OBJECTIVE: To investigate the chronological changes in the clinical presentation and long-term prognosis of pediatric-onset moyamoya disease in our institute over 40 years. METHODS: We evaluated 282 pediatric-onset (≤ 15 years old) moyamoya disease patients who visited our institute from 1981 to 2020 (divided into the former period, 1981-2000, and the latter period, 2001-2020). Differences in the clinical presentation and the long-term outcome were compared between the periods. Multivariate analysis was also performed to reveal the risk factors for poor long-term outcomes. RESULTS: Compared to the former period, the total number of patients, the onset age and both the number of patients with family history and relatively older patients without symptoms or with headache were greater in the latter period (p < 0.05).
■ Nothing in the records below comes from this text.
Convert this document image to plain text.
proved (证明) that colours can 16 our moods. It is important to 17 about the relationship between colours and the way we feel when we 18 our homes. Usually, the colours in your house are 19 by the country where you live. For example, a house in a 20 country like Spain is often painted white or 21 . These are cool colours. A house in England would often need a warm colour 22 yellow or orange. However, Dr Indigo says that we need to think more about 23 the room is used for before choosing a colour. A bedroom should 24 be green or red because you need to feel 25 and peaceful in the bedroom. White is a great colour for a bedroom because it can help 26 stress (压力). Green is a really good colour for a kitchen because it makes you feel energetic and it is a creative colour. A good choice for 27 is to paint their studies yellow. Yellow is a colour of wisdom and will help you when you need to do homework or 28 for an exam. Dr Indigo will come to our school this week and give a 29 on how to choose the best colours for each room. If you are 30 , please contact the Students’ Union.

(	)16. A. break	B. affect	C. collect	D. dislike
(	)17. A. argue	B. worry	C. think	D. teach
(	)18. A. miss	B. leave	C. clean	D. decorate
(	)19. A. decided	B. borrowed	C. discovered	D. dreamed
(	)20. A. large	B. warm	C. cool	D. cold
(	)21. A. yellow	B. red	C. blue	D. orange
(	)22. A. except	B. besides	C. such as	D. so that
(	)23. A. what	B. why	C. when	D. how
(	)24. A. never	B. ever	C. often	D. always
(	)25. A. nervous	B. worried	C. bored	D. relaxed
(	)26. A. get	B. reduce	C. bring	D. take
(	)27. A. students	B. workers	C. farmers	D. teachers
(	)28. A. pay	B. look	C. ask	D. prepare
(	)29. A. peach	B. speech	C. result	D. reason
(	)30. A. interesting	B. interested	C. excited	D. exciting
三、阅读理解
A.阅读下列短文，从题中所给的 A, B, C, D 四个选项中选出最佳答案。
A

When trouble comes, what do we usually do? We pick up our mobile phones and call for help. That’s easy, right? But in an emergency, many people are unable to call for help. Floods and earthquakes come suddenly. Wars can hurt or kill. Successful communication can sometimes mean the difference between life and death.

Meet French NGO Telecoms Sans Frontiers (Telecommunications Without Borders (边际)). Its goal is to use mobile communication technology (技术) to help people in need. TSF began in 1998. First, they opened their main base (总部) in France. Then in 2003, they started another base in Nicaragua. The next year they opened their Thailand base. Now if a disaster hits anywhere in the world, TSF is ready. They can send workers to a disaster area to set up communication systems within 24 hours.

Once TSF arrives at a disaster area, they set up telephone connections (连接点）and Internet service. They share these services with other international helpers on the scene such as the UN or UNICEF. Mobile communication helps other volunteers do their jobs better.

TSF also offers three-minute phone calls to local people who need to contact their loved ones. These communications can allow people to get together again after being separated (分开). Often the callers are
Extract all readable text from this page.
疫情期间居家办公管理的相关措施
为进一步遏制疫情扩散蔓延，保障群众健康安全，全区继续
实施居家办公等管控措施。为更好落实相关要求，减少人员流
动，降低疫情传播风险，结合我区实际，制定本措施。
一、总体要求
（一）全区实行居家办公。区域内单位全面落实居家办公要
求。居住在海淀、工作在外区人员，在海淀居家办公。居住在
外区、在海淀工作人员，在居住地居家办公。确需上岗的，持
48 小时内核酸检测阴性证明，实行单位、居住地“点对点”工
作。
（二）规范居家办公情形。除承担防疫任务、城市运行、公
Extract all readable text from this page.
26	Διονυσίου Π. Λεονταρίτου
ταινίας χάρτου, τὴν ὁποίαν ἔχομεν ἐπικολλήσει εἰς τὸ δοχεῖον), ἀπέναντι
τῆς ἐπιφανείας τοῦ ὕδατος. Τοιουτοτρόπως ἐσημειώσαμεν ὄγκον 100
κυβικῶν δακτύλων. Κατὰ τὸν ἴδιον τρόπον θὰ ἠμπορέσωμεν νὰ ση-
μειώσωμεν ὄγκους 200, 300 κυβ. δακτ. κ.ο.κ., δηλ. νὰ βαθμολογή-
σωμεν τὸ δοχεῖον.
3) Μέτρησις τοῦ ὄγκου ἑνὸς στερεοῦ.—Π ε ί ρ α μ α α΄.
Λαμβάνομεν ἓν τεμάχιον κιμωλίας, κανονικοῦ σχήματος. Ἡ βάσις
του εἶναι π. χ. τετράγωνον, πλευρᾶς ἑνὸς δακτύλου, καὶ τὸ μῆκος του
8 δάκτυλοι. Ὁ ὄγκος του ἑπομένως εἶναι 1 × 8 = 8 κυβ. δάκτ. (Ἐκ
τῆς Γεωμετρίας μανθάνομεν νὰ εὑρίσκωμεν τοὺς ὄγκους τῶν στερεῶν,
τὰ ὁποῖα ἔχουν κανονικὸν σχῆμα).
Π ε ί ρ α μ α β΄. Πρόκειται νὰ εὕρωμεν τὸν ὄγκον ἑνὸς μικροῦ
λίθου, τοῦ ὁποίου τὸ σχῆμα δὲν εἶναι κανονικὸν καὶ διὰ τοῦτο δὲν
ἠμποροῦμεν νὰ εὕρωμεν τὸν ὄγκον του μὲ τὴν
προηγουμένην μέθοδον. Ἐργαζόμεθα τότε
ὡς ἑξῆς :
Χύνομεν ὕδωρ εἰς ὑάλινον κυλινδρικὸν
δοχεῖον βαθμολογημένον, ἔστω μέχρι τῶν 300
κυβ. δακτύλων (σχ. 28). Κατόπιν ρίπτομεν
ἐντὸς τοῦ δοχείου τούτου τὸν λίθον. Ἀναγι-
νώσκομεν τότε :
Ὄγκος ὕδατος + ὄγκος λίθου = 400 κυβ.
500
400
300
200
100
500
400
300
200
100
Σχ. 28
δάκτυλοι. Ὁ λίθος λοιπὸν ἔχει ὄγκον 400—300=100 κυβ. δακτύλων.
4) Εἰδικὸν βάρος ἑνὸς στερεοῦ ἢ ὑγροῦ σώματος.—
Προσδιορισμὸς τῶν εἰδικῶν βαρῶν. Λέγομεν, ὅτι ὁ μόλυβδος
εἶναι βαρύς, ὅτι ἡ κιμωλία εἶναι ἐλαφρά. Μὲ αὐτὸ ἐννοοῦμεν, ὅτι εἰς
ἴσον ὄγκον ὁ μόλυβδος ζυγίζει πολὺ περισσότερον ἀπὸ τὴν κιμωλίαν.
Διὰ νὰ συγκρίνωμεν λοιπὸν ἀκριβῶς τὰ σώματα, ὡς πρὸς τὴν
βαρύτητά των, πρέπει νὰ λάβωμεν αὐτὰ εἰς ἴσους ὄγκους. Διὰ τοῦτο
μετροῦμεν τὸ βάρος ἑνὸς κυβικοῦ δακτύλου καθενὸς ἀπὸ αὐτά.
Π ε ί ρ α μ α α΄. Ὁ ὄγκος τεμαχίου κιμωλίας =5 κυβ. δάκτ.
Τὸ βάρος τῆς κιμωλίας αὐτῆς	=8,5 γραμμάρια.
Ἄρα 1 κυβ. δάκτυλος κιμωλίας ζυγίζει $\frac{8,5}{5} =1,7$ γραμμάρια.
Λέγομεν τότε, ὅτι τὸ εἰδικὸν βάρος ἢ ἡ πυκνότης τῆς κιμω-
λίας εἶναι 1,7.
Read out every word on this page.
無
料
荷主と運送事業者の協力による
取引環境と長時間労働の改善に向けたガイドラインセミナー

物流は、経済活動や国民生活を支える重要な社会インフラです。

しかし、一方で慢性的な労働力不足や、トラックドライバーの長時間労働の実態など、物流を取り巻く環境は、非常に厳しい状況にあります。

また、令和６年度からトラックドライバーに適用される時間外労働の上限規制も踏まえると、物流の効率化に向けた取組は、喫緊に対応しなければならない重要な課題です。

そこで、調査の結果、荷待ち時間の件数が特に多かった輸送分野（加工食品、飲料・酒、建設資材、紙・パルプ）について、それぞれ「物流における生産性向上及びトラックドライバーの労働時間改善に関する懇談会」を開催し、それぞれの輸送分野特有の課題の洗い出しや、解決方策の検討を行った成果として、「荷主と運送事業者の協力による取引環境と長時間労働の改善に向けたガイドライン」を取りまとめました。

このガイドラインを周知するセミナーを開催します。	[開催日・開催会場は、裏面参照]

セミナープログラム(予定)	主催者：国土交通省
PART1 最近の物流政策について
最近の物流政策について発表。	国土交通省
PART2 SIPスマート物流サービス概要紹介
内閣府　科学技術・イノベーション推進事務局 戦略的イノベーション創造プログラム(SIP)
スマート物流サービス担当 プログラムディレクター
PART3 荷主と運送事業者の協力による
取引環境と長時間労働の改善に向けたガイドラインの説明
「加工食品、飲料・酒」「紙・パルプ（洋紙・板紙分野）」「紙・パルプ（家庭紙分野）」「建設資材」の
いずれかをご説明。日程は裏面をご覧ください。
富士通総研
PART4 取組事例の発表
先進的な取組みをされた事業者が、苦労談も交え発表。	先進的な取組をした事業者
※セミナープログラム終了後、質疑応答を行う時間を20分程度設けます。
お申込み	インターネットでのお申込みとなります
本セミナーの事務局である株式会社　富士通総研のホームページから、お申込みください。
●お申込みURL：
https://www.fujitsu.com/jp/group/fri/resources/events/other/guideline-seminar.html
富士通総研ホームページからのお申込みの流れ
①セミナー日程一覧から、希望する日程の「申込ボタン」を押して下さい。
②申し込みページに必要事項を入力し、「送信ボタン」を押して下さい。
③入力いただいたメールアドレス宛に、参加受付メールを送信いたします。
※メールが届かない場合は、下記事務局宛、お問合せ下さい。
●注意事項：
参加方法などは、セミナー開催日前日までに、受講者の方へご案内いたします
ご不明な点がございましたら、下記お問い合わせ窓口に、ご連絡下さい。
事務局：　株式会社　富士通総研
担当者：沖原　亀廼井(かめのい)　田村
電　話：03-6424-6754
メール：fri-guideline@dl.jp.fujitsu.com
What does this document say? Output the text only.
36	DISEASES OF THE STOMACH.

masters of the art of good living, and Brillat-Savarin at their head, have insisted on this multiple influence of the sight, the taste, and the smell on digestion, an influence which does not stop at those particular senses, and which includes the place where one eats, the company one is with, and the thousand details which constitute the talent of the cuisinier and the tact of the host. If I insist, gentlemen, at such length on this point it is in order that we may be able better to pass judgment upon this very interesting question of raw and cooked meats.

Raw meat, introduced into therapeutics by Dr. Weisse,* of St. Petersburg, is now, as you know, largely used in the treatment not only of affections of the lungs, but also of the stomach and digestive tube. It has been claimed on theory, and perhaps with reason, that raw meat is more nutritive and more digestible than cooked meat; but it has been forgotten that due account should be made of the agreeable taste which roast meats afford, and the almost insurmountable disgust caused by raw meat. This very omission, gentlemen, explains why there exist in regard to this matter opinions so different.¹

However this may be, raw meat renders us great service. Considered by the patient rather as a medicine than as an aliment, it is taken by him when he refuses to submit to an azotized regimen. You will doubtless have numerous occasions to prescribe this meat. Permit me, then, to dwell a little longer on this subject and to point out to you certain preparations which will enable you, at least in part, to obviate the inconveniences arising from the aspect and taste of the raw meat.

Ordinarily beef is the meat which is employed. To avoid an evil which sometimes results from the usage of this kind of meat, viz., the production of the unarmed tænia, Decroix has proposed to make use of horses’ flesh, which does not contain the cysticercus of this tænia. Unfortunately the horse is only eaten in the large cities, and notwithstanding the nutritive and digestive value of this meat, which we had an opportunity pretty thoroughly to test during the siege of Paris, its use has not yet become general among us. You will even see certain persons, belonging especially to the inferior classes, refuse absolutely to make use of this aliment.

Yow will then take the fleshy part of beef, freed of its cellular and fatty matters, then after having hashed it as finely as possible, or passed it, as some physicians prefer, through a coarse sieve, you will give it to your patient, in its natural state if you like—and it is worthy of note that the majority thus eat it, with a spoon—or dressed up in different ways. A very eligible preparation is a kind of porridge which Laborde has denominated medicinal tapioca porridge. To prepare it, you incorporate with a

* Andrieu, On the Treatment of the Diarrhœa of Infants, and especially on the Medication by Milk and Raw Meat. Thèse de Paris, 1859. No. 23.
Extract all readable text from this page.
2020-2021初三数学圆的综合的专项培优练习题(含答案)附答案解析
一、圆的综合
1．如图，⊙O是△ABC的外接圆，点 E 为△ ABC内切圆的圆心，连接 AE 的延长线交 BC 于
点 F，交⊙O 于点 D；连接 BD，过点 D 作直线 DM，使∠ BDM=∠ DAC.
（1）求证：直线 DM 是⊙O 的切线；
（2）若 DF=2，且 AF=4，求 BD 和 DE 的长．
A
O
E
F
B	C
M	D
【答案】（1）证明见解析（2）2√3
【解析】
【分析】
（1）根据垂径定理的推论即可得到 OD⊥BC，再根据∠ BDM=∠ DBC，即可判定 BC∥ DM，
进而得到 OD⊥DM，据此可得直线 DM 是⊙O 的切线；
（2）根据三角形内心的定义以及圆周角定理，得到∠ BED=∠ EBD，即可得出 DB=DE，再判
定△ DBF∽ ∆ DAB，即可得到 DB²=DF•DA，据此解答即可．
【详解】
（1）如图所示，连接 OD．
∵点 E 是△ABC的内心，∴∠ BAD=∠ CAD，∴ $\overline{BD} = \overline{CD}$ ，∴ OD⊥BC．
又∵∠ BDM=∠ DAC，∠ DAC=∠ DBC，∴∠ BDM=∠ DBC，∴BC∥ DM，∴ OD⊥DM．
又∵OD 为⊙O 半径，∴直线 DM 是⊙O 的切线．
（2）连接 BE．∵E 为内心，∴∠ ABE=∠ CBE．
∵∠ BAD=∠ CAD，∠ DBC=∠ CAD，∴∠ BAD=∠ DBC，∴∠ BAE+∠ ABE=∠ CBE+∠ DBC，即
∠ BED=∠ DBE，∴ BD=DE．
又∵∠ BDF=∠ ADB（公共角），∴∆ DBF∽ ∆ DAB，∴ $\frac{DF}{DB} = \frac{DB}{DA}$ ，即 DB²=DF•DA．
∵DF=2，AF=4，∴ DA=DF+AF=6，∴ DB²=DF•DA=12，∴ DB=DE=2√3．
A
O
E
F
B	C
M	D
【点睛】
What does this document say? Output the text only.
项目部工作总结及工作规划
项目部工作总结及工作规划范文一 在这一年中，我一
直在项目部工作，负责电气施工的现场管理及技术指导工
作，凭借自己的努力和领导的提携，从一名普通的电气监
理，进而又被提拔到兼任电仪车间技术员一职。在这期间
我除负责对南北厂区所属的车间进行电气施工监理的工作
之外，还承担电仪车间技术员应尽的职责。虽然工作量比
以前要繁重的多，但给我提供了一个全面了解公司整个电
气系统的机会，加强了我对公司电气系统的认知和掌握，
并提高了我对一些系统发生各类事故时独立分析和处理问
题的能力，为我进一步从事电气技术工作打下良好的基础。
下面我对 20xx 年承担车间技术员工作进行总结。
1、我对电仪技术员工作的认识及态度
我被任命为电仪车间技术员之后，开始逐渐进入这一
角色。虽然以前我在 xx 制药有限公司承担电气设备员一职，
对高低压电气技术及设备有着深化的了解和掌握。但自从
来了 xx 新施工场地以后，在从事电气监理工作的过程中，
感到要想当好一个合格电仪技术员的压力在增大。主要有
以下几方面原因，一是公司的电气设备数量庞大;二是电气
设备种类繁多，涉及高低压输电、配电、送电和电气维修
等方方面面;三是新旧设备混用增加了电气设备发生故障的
The number of patients with poor long-term outcomes was significantly lower in the latter period (24.9% vs. 6.7%, p < 0.01). Multivariate analysis revealed that stroke onset, late cerebrovascular events and postoperative complications were independent risk factors for poor long-term outcomes (odds ratio = 31.4, 40.8 and 5.4, respectively). CONCLUSIONS: Over the last 40 years, the number of pediatric moyamoya disease patients has increased, especially in relatively older patients with mild presentation and favorable long-term outcomes. In clinical studies, these chronological changes and the inclusion period of the participants need to be accounted for. Whether the increased diagnostic rate in the recent era has led to a decrease in late cerebrovascular events and favorable outcomes throughout life remains unknown and should be evaluated in the future.